In other words, to arrive at Silver’s number, he has to assume that the polls are off by 5% and that there’s a 50% chance that they’re off in Trump’s favor.
Now, Silver’s primary argument against this is that polling errors tend to be highly correlated, so that if the polls are wrong in Clinton’s direction in Ohio they are likely to be similarly off in Pennsylvania and other states.
If you haven't carefully tested how errors are correlated between states, for example, your model will be way overconfident.
— Nate Silver (@NateSilver538) November 5, 2016
Wang doesn’t dispute this, but he argues that his model accounts for it, and not by rating every pollster and adding all the uncertainty of weighting polls’ accuracy.
For each state, my code calculates a median and its standard error, which together give a probability. This is done for each of 56 contests: the 50 states, the District of Columbia, and five Congressional districts that have a special rule. Then a compounding procedure is used to calculate the exact distribution of all possibilities, from 0 to 538 electoral votes, without need for simulation. The median of that is the snapshot of where conditions appear to be today.

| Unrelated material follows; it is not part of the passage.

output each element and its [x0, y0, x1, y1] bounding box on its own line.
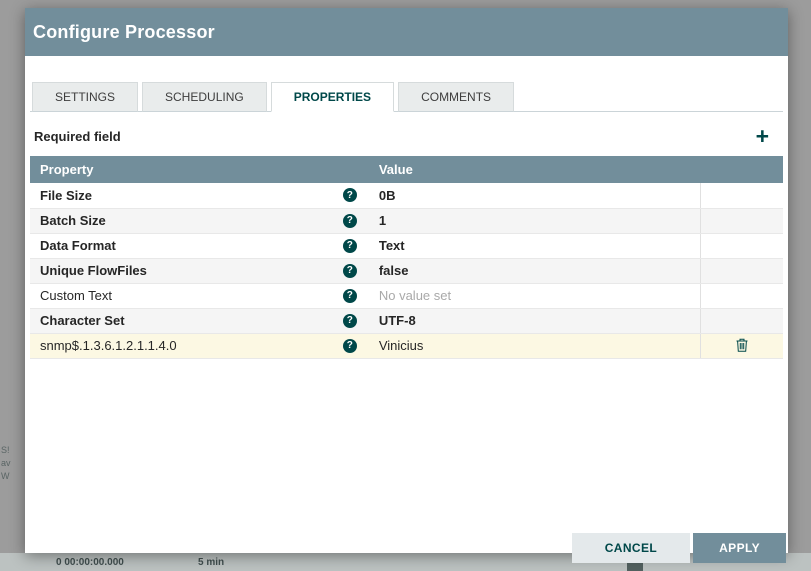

Note that in 2008 and 2012, this type of snapshot gave the electoral vote count very accurately – closer than FiveThirtyEight, in fact.
This approach has multiple advantages, not least of which is that it automatically sorts out uncorrelated and correlated changes between states. As the snapshot changes from day to day, unrelated fluctuations between states (such as random sampling error) get averaged out. At the same time, if a change is correlated among states, the whole snapshot moves.

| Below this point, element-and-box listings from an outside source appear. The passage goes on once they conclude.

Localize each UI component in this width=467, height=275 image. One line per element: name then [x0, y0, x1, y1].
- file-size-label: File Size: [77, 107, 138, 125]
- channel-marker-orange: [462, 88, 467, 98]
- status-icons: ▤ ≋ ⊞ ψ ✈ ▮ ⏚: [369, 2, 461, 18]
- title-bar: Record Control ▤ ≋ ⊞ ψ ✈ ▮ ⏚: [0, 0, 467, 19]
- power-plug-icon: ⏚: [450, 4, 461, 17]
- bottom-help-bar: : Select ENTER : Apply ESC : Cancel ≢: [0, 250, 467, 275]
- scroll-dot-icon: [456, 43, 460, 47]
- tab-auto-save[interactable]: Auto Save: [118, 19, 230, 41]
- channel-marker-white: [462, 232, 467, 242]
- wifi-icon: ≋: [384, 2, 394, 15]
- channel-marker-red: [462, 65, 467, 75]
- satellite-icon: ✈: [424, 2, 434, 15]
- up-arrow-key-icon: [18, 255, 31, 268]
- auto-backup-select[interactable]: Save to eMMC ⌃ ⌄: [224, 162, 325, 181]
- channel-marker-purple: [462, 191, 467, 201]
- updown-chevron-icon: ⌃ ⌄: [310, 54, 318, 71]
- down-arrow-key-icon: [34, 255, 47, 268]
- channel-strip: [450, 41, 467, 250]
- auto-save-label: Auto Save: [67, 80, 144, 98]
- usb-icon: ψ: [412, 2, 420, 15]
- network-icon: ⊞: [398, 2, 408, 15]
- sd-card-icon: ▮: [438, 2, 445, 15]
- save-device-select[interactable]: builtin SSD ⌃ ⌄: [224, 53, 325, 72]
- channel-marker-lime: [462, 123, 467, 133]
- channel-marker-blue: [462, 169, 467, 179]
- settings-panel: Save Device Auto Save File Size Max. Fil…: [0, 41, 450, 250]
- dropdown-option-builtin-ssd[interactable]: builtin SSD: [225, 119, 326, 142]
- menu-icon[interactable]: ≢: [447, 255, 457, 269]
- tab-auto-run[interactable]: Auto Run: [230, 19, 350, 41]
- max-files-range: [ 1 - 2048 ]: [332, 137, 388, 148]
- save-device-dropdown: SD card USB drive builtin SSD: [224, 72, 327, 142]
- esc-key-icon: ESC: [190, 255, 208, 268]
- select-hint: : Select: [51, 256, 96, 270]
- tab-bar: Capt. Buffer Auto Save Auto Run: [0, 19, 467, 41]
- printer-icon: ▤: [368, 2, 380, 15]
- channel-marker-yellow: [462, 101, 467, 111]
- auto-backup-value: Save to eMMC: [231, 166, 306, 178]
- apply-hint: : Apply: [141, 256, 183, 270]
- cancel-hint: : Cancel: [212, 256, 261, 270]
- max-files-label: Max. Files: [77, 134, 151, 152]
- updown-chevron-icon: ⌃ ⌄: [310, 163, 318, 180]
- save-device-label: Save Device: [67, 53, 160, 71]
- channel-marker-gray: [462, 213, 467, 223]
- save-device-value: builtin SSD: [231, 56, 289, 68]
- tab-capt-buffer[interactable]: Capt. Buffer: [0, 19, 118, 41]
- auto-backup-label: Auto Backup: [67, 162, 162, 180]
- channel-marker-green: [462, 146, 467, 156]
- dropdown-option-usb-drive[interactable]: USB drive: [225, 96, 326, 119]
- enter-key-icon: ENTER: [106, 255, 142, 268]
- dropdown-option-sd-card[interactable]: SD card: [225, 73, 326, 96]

At this point, I’ll let the statisticians arbitrate who is right. If Wang and Silver can’t agree on this point, I am hardly qualified to decide between them.

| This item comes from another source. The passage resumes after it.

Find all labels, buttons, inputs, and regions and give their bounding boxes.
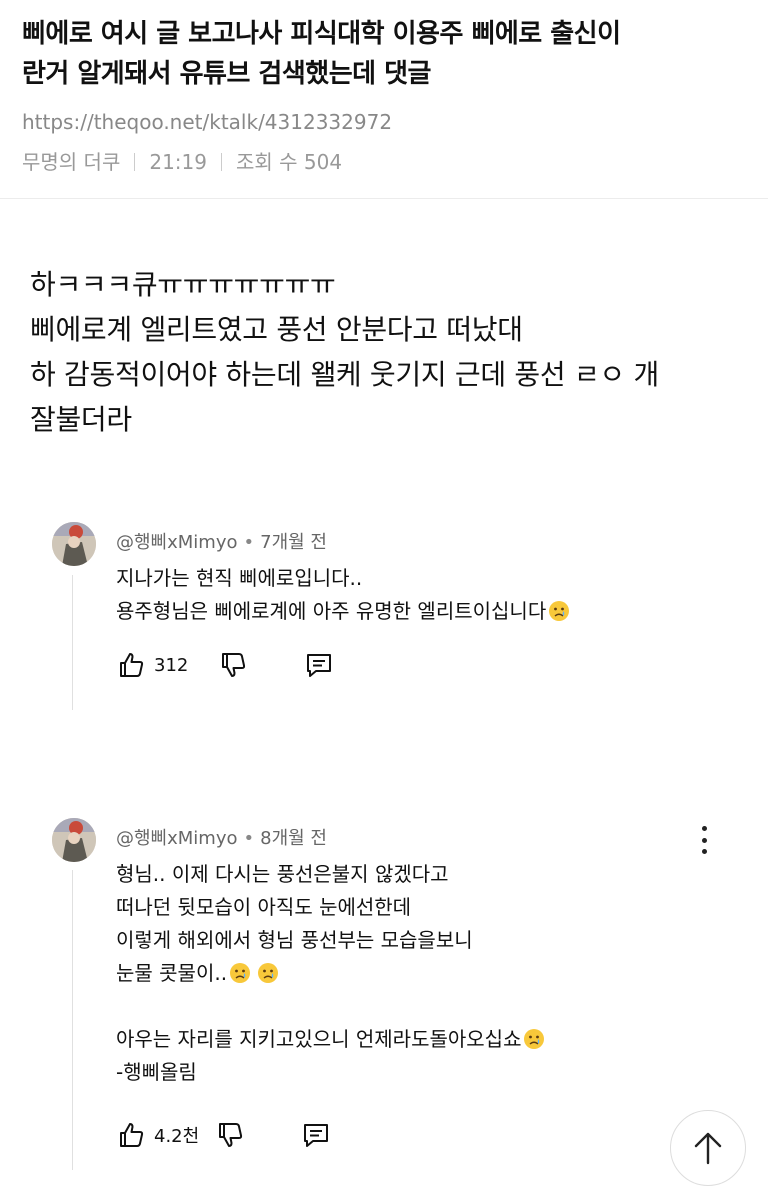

The final part of Wang’s column that I found interesting was his description of meeting with financial investors.
Let me start by pointing out that FiveThirtyEight and the Princeton Election Consortium have different goals. One site has the goal of being correct in an academic sense, i.e. mulling over many alternatives and discussing them. The other site is driven by monetary and resource considerations. However, which is which? It’s opposite to what you may think.
Several weeks ago I visited a major investment company to talk about election forecasting. Many people there had strong backgrounds in math, computer science, and physics. They were highly engaged in the Princeton Election Consortium’s math and were full of questions. I suddenly realized that we did the same thing: estimate the probability of real-world events, and find ways to beat the “market.”
Silver has been criticized for having a financial incentive in making the election appear closer than it is, but Wang is defending FiveThirtyEight against that charge and saying that he is the one who is seeking money. But he’s also saying that he isn’t distracted by academic questions and is much more results or bottom-line oriented. Just like investors want to use math to help them predict future events and decide where to invest their money, Wang wants to use math to help people decide how to invest their time.
If you think Wang is right, you should be phone banking and knocking doors for downticket candidates because Clinton doesn’t need your help.